20/10/21

La eterna mudanza

Ayer terminé mi vigésimo primera mudanza. Creo. Todavía me queda comprar y montar unas estanterías para los libros y un par de mesas para tener el estudio en condiciones. Secuelas de la covid-19 y también de la vida freelance

Igualmente tengo que organizar algo mejor las cajas del trastero. La mayoría de lo que hay allí es para vender o regalar o tirar. Nunca había tenido trastero hasta la fecha porque me parece falaz cargar con objetos inútiles, pero ese cubículo chiquitín al lado de la plaza de garaje ha sido un pulmón a mayores dentro de la locura que es mover algo más de la mitad de una vida.

Las terrazas, por el momento, se quedan como están.

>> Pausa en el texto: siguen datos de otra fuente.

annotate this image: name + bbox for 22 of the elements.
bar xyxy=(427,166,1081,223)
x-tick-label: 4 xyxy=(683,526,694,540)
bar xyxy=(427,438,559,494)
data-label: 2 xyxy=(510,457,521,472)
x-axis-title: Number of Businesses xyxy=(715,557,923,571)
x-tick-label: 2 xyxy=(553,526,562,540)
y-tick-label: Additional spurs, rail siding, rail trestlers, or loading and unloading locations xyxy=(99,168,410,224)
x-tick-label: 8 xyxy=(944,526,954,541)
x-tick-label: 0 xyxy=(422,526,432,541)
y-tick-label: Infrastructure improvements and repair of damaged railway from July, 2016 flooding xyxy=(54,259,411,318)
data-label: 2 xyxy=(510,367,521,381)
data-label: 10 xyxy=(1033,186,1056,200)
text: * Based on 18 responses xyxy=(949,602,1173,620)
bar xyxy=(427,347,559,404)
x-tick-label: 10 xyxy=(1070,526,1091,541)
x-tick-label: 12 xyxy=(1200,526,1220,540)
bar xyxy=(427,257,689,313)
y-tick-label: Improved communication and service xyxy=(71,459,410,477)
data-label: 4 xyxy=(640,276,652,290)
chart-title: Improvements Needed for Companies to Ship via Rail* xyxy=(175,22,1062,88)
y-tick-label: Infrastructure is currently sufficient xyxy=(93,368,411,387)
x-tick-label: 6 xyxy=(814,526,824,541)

No existe tentación más grande para un amante de las plantas que teñir el exterior de verde, pero no tengo tiempo para cuidar a más.

Los convenios laborales, la mayoría, te dan uno o dos días para organizar una mudanza. Yo llevo con esta más de un año, desde que me enteré que cambiábamos de nuevo de ciudad, en lo más crudo de la pandemia. Supuse entonces que no pasaría un invierno más en la casa de la playa y, en los pocos ratos libres que me dejaba la maternidad, empecé a guardar la ropa de abrigo, los zapatos de fiesta y los bolsos de soltera. (Ayer mismo los desempaqué.)

Es agotador tener la vida metida en cajas. Una sensación molesta, de standby, porque ya no vives en el lugar que vas a dejar y a la vez tampoco vives en tu nuevo sitio. Es similar a la espera de un autobús o un tren para hacer un viaje, pero sin las tiendas y la cafetería de la estación.

Me hago mayor. Necesito un puerto base. Un lugar en el que sentirme yo.